My two prior homes were both wired with Al wiring.

The first, an upper-end home, was purchased directly from the prior homeowner when the renters vacated which turned out to be an advantage in the respect that they didn't bother to paint, especially around the outlets that had fried. This gave us the 'heads up' that we needed to pay close attention to the Al wiring issues. We were advised (by whom I have no idea) that the solution was fairly easy; replace any burnt components, add Cu to Al connectors on those that seem 'prone' to frying and tighten all the rest. We, harry homeowner, did as advised. We also had an FBN (fly-by-night) guy add a three-way switch at a split-level hallway juncture, just as you say is likely to happen.
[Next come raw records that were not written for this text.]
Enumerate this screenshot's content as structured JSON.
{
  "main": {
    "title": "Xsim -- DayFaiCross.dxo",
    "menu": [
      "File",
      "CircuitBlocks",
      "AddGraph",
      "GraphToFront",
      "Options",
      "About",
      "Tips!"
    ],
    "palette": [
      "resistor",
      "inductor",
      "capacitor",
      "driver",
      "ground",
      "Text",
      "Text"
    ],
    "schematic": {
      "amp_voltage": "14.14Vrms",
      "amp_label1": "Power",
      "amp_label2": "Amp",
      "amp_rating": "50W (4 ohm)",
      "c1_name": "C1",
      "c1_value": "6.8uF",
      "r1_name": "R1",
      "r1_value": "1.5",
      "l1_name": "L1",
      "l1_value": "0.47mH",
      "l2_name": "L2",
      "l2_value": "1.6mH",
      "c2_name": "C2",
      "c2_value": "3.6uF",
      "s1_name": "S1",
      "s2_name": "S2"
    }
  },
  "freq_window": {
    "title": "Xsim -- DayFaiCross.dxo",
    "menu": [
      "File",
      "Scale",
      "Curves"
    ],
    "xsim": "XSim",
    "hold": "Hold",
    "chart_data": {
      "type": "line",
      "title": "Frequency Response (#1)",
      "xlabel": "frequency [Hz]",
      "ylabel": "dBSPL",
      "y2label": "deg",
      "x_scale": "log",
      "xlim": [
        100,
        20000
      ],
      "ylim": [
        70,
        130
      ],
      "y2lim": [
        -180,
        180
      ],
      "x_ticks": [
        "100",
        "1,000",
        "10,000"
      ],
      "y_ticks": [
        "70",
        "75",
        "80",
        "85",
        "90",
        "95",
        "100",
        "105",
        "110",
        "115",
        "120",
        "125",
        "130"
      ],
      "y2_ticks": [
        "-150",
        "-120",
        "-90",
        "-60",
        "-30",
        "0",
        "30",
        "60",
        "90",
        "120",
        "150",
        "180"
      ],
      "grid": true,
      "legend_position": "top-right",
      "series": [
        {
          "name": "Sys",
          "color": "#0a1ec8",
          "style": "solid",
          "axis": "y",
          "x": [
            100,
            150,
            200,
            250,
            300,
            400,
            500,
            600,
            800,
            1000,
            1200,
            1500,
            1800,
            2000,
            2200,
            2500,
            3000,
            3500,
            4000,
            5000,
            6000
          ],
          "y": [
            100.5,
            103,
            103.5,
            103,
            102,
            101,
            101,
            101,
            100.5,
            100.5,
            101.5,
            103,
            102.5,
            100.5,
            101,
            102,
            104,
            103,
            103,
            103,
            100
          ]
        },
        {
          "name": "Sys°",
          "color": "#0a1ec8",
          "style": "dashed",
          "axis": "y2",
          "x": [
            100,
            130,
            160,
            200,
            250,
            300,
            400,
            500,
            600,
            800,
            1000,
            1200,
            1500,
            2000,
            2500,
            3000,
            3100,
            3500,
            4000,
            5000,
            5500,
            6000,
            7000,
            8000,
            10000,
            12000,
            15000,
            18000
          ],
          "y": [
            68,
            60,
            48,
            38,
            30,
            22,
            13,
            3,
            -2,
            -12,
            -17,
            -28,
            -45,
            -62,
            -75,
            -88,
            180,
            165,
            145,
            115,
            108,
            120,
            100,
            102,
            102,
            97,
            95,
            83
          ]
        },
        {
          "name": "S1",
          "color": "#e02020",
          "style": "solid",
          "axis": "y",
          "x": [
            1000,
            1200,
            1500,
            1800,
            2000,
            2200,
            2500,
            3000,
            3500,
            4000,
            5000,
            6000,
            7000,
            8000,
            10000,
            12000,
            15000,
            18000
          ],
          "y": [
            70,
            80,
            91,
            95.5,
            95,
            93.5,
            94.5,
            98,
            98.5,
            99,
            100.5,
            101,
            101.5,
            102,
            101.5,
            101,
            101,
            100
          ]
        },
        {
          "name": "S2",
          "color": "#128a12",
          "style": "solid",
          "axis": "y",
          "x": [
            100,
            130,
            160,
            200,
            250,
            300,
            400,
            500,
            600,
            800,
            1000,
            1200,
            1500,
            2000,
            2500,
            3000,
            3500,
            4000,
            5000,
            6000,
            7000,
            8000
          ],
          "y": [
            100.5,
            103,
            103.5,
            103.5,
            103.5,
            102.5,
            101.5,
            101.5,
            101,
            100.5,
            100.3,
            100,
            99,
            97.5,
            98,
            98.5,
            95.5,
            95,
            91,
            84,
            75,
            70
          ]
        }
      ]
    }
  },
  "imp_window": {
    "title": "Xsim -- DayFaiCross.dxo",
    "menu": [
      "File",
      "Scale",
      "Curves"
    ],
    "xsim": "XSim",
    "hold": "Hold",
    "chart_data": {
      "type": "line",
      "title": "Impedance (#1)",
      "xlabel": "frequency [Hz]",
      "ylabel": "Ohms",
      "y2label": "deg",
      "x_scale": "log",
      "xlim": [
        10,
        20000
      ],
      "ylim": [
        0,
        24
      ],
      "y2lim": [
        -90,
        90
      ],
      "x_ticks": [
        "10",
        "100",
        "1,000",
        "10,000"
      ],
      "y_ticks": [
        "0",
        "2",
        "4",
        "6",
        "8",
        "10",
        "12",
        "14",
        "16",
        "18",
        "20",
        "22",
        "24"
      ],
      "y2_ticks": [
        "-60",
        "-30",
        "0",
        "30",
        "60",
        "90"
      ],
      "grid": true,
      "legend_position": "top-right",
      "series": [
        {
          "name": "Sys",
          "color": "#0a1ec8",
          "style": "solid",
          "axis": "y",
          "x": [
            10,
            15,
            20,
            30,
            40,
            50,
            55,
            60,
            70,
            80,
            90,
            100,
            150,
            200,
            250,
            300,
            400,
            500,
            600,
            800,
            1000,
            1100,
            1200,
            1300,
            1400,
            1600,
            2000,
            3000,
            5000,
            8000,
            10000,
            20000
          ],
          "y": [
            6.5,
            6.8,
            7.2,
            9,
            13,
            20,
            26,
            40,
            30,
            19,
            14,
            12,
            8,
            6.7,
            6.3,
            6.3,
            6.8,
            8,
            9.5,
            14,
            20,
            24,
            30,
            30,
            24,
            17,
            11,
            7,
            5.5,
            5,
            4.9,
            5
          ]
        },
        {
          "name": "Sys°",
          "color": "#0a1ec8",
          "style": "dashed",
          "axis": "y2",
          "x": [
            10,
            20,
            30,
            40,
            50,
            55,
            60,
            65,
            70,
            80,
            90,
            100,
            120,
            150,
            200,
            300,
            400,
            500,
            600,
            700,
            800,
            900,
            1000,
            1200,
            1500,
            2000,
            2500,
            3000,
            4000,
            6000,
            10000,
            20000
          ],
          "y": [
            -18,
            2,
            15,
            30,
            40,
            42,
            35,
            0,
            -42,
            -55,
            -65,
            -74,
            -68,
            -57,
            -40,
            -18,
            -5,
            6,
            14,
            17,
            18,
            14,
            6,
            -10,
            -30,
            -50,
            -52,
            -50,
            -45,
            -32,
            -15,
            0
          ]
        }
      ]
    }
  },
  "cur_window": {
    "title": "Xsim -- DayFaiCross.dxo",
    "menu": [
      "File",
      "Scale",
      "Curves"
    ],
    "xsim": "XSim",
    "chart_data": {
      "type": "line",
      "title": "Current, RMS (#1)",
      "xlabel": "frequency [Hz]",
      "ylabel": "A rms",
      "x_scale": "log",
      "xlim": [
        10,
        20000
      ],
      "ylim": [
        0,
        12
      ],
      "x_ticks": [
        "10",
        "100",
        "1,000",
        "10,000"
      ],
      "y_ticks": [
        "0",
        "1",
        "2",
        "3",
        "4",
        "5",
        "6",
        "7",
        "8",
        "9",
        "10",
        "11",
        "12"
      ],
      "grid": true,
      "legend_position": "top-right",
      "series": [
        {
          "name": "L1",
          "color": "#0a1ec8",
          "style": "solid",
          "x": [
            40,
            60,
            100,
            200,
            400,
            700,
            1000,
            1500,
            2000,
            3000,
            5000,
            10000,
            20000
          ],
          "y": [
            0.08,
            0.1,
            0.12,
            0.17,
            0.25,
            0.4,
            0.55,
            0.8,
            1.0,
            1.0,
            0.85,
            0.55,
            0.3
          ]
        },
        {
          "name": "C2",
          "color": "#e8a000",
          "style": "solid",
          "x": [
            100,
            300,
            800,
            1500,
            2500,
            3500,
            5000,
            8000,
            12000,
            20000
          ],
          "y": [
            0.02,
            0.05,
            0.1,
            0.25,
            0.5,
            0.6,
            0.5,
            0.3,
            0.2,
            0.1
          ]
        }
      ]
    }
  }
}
When we sold, through a realtor, it all passed 'inspection' and sold nicely.

Second home was a tract home (minus a husband by then), and the home inspector pointed out to me that the Al wiring looked pretty nice due to the fact that the developer in the late '60's had 3 electricians. One of them did an A+ job and the other two did A jobs, my house got the A+ guy and the inspector said since the electrical stuff looked good, felt tight and showed no evidence of frying, he'd suggest leaving it alone save one outlet that didn't work at all. For that, he said have the realtor (who owned the home, by the way) pay for the fix. As advised, I pushed that one back to the realtor who said she'd send 'her guy' over to fix it. 'Her guy', as I've described here much earlier, was also FBN-ing around his day-job w/ a licensed electrician and had to schedule his FBN-ing around his community service & DWI jail time. I really, really would've been more than happy to invest my profits from the sale of the first to re-wire the whole house but was deterred from going that route by the home inspector - a lesson learned.

As a homeowner, I think people ARE resistant to hear that the 'fix' might entail stripping out and replacing the entire electrical infrastructure at significant cost. However, I don't think that the average homeowner really understands the risk issues, namely the likelihood that the risk is present and how large any problem could get very quickly should the system overheat or overload. (Hope I said that right.) If, somehow, there could be a way to relay the details of how important PREVENTION is vs. having to deal with a real crisis and introduce the probability into the discussion, it may actually land on hearing ears.

As a result, I hate Al wiring and am loathe to ever have to face that possibility in another home. It's too much to have to worry over when you put your head on the pillow and hope that you'll be able to avert disaster for yourself and 3 children.